This is the final degeneration of the voice on Kid A the loss of self in late capitalism. During the making of the album, Radiohead became captivated by Naomi Klein’s anti-globalization manifesto No Logo, almost going so far as to name the album after it. Klein’s book speaks of the encroachment of corporations on available public space, the limitation on options in a colonized world, the loss of acceptable identities, and the deterritorialization and subsequent reterritorialization of all methods used to subvert the existing order. Although the final section of Klein’s book focuses on methods of resistance, Yorke’s lyrics for Kid A adopt an appropriately bleak, defeated, and claustrophobic take on this cultural landscape.
“The most important political issues of the day have been taken out of the political arena”, Yorke told The Wire. “They’re being discussed by lobby groups paid for, or composed of, ex-members of corporations. And they spend a lot of effort trying to exclude the public, because it’s inconvenient.” With the power structure so distant and impenetrable, the culture at large is completely alienated from its machinations, and bound by them at the same time. The people, according to Yorke, have lost their voice. Made to feel like participants, they’re actually just spectators, disembodied from their own life narrative and watching it being conducted without them. “That there / That’s not me,” Yorke says in “How to Disappear Completely”. And it can’t be him, because “I go where I please”. The self is autonomous. It can make it own decisions, but not when they’ve got a ventriloquist standing at the edge of your bed.
If people have no voice in the structure of their society or in the construction of their identity, they’re also disconnected from one another, indifferent to the suffering and exploitation of others (“The big fish eat the little ones / Not my problem, give me some”) and unable to approach conflict without reducing humans to manageable data (the domestic drama of “Morning Bell” finds parents seeking to “cut the kids in half”, dividing them like furniture on the lawn). In “The National Anthem”, Yorke enunciates this grand estrangement by declaring that “everyone is so near”, yet “so alone”. As the track builds, the other instruments begin to encroach on Yorke’s vocal instrument, making his yelps of “it’s all alone” sound ever more claustrophobic as if he’s being stranded, becoming more isolated as the world around him gets more crowded.
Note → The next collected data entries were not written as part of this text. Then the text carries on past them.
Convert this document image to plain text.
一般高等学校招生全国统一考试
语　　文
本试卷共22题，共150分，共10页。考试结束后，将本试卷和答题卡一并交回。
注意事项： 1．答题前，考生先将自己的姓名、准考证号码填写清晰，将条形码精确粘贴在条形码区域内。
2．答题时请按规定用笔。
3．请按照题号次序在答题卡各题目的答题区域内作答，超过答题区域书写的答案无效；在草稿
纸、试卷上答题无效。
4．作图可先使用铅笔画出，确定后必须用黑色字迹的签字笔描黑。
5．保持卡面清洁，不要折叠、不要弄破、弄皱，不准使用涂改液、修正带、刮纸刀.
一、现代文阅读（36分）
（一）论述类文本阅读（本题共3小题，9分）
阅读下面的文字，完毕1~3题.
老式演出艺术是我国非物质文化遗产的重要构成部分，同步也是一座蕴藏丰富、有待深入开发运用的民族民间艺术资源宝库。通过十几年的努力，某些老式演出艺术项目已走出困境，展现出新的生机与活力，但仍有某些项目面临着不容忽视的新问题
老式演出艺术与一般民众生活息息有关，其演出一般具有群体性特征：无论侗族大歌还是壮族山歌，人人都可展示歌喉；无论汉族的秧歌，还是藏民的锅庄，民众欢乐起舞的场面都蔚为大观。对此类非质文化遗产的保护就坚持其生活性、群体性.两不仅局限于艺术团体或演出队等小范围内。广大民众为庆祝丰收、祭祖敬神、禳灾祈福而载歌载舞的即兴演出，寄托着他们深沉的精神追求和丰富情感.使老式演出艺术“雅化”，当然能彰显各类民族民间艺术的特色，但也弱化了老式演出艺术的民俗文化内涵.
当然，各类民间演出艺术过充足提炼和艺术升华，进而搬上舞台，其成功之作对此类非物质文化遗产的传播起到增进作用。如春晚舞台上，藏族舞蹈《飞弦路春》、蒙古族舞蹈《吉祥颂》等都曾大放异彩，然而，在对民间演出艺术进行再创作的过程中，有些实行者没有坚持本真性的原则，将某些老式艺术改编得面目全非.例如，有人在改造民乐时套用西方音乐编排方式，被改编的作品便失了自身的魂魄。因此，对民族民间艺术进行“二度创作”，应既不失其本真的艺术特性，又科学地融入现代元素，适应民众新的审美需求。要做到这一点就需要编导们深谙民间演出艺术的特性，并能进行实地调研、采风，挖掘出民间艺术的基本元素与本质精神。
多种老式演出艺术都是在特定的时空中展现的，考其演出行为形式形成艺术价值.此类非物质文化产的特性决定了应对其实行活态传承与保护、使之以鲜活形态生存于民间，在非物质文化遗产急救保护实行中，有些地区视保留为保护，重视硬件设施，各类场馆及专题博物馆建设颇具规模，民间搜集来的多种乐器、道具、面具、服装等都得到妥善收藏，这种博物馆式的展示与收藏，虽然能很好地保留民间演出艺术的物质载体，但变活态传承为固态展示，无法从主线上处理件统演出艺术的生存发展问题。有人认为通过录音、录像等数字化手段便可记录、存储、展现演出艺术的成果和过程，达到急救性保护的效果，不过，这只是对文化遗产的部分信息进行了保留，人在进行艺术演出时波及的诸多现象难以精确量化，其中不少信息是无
Less at home. Less of a person. No space. No choices. To proclaim this as one’s national anthem is to declare an alien-nation, a culture of lonely crowds, a sea of individuals set adrift to drown or swim individually.
In the most cynical song on the album, ironically titled “Optimistic”, Yorke finds us on an inevitable course to extinction, noting “flies are buzzing around my head / vultures circling the dead” and calling us “dinosaurs roaming the Earth”. Yet, when he tries to warn of the ensuing environmental devastation (“ice age coming! / ice age coming!”), he’s met by calls for balance to the argument (“let me hear both sides”). This kind of forced cultural relativism was a trend that would haunt the ensuing decade as mass media attempted to portray public relations propaganda as perspective. With each side represented equally (“here I’m allowed / Everything all of the time”), it was easy for the dominant ideology to maintain its authority and to marginalize empirical truths such as global warming as an untested conspiracy theory (“we’re not scaremongering / this is really happening!”). Far from being totalitarian and oppressive, the mass communications apparatus silences its opponents by making them secondary and tertiary, irrelevant even. “What was it that you tried to say?”
On my drive to work, there’s a particularly noxious billboard with a picture of Susan Boyle, renowned for her stunning singing voice, with the caption “She Dreamed a Dream”. The campaign, a variation on Boyle’s audition song for Britain’s Got Talent, is from the inspirational quote-generating company Values.com, a non-denominational, supposedly apolitical organization that emphasizes universal touchstones so generic that it would be hard for anyone to disagree with them. Boyle’s dream is instructive. Sure, she came from modest roots, but she only pursued her dream by appearing on a major television program. She was selected by a panel whose very existence precludes its validity being called into question. This is how Kid A is allowed to dream. This is how the voice can be heard in the ice age. Everyone on the right stage, in their right place.